I believe I've written here earlier about the public radio program The Story. In fact I know I have. It's the best radio show, currently running, of which I know. In each show, host Dick Gordon takes apart one story told by a person or group of people about their lives, in intimate detail. Gordon is, far and away, the best interviewer working in public radio, but he'll always be small time because he avoids the soundbite programming which characterizes even public radio today.
Today's show particularly moved me. It's the story of Alvin and Omelia Garner, the first interracial (and by interracial, I mean black and white) couple to be legally married in Orange County North Carolina, forty years ago today. Still together, Alvin and Omelia talk about the terrible challenges they faced even in one of the most progressive counties in the South (Orange County is Chapel Hill and its even more progressive cousin Carrboro, the Paris of the Piedmont), the divisions their marriage caused in their families, standing together against social prejudice, raising their children, and slow progress in the area toward a life which is more accepted but still isn't deemed normal. All of this is in a place that's about as left-wing as Berkeley in most other respects.
I can't transcribe a sixty minute radio show, but you can listen to it at the link above, and if you enjoy a good radio interview you should.

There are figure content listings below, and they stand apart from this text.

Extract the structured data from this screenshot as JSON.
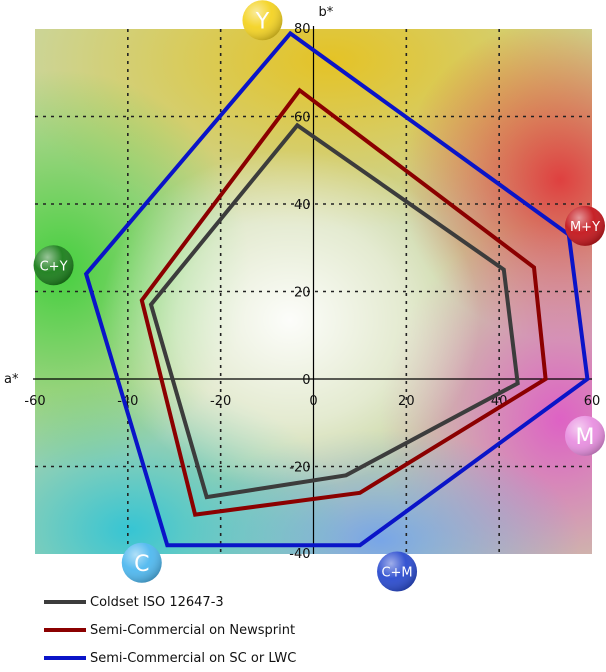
{
  "chart_data": {
    "type": "line",
    "title": "",
    "xlabel": "a*",
    "ylabel": "b*",
    "xlim": [
      -60,
      60
    ],
    "ylim": [
      -40,
      80
    ],
    "grid": true,
    "x_ticks": [
      -60,
      -40,
      -20,
      0,
      20,
      40,
      60
    ],
    "x_tick_labels": [
      "-60",
      "-40",
      "-20",
      "0",
      "20",
      "40",
      "60"
    ],
    "y_ticks": [
      -40,
      -20,
      0,
      20,
      40,
      60,
      80
    ],
    "y_tick_labels": [
      "-40",
      "-20",
      "0",
      "20",
      "40",
      "60",
      "80"
    ],
    "legend_position": "bottom-left",
    "series": [
      {
        "name": "Coldset ISO 12647-3",
        "color": "#3c3c3c",
        "closed": true,
        "x": [
          -3.5,
          41,
          44,
          7,
          -23,
          -35
        ],
        "y": [
          58,
          25,
          -1,
          -22,
          -27,
          17
        ]
      },
      {
        "name": "Semi-Commercial on Newsprint",
        "color": "#8b0000",
        "closed": true,
        "x": [
          -3,
          47.5,
          50,
          10,
          -25.5,
          -37
        ],
        "y": [
          66,
          25.5,
          0,
          -26,
          -31,
          18
        ]
      },
      {
        "name": "Semi-Commercial on SC or LWC",
        "color": "#0a14c8",
        "closed": true,
        "x": [
          -5,
          55,
          59,
          10,
          -31.5,
          -49
        ],
        "y": [
          79,
          33,
          0,
          -38,
          -38,
          24
        ]
      }
    ],
    "corner_labels": [
      {
        "text": "Y",
        "a": -11,
        "b": 82,
        "color": "#f4d322",
        "text_color": "#333333"
      },
      {
        "text": "M+Y",
        "a": 60,
        "b": 35,
        "color": "#c4161c",
        "text_color": "#ffffff"
      },
      {
        "text": "M",
        "a": 62,
        "b": -13,
        "color": "#e88fe0",
        "text_color": "#333333"
      },
      {
        "text": "C+M",
        "a": 18,
        "b": -44,
        "color": "#2a4bcf",
        "text_color": "#ffffff"
      },
      {
        "text": "C",
        "a": -37,
        "b": -42,
        "color": "#4fb8ef",
        "text_color": "#333333"
      },
      {
        "text": "C+Y",
        "a": -56,
        "b": 26,
        "color": "#1a7e1a",
        "text_color": "#ffffff"
      }
    ]
  }
}
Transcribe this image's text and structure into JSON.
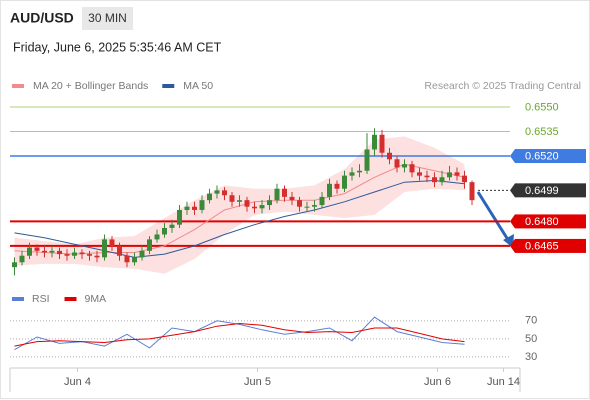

Some time ago Ken posted quite movingly about the seminal Supreme Court case Loving v. Virginia, one of the Court's greatest decisions, which struck down "miscegenation" laws of the sort that would have wound the Garners in prison at worst or invalidated their marriage at best. Mildred Loving isn't around to give radio interviews, but the Garners lived through her experience at the same time, and this is as close as you'll get to her on your radio or computer.